Mentally disabled Hong Kong man ‘strong-armed’ into signing up for gym classes that left him HK$700,000 out of pocket
Lawmaker calls for a cooling-off period to counter aggressive sales tactics
One of Hong Kong’s biggest fitness chains has been accused of using strong-arm sales tactics to force a mentally disabled man into signing up for classes and taking out loans that left him HK$700,000 poorer.
The man, who gave only his surname, Wong, complained that he ended up spending so much after he was coerced by staff at a California Fitness centre in Mong Kok into borrowing money from banks and even loan sharks to foot the gym bill.
His case was one of nine complaints made to lawmaker Tang Ka-piu against the same fitness centre, mostly involving young adults who were forced to part with smaller amounts of money.
Tang said it showed the woeful lack of protection for consumers from unscrupulous sales tactics employed by companies selling services such as fitness programmes and beauty sessions.
“We’ve seen many cases where people would make complaints or ask for help just a day or less after buying a service package,” said Tang.
He called for a seven-day cooling-off period, which would allow consumers to amend terms and counter aggressive practices.
READ MORE: 11 staff at Hong Kong fitness centre arrested after customers offered free trial say they were duped into signing deals
Wong, who has a mild intellectual disability and works as a cleaner, first signed up as a member at the California Fitness centre in 2013, according to his sister, speaking on his behalf yesterday.
She called the fitness centre and was told that Wong had signed 20 contracts over the last two years. She managed to get hold of 10 of those contracts, costing a total of HK$213,000 and covering 288 sessions, but did not obtain the rest because the centre was charging her HK$50 per copy.
“It came to a point when my brother had indicated that he had no more money ... a trainer then took him to the bank for a loan,” she said, and later to a middleman who got him to borrow from several banks and money lenders.

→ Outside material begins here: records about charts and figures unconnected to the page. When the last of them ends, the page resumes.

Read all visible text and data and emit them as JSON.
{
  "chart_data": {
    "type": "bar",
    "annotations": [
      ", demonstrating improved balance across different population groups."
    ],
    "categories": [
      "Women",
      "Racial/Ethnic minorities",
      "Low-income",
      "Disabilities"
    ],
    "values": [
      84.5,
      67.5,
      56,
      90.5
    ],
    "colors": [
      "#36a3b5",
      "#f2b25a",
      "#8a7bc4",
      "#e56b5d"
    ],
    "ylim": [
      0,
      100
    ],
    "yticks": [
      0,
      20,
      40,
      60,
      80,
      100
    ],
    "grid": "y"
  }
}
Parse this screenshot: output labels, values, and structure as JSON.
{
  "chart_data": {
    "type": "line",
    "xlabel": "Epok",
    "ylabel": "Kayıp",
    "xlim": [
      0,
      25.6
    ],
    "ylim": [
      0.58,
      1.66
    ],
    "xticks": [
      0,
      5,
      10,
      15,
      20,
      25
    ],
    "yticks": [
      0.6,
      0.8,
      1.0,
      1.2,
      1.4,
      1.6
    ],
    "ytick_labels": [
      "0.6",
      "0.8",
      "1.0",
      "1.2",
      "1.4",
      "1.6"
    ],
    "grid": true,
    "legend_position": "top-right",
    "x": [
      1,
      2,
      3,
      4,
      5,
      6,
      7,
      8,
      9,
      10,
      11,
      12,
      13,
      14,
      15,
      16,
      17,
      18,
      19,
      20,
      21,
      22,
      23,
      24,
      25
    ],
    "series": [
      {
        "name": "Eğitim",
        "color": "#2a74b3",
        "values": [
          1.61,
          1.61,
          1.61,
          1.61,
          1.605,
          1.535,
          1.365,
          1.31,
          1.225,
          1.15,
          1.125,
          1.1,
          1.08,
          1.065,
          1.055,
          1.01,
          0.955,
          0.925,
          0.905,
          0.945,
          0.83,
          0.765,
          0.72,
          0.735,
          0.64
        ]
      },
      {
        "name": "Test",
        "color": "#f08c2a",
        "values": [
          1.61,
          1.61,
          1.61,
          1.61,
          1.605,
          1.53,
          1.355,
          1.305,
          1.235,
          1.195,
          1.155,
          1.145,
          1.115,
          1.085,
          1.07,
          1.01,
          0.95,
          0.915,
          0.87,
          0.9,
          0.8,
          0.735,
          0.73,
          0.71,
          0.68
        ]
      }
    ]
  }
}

Another case involved a 19-year-old student, whose mother said she was forced to sign a HK$1,400 contract as gym staff confiscated her Hong Kong identity card. They ended up charging her a total of HK$18,000 by repeatedly claiming previous transactions had not gone through.
READ MORE: Physical gym staff in Hong Kong investigated for forcing HK$38,000 membership on consumer
A spokeswoman for California Fitness said employees were not aware that Wong was mentally disabled and the company was looking into the matter.
“We believe this is only an individual case,” she said, and other cases would be “dealt with accordingly” once the company had a fuller picture. She also clarified that the student’s case had been resolved and a settlement signed with the girl’s family last week.
An experienced trainer told the Post that gym staff were constantly under pressure to boost sales and lock customers into pre-paid packages.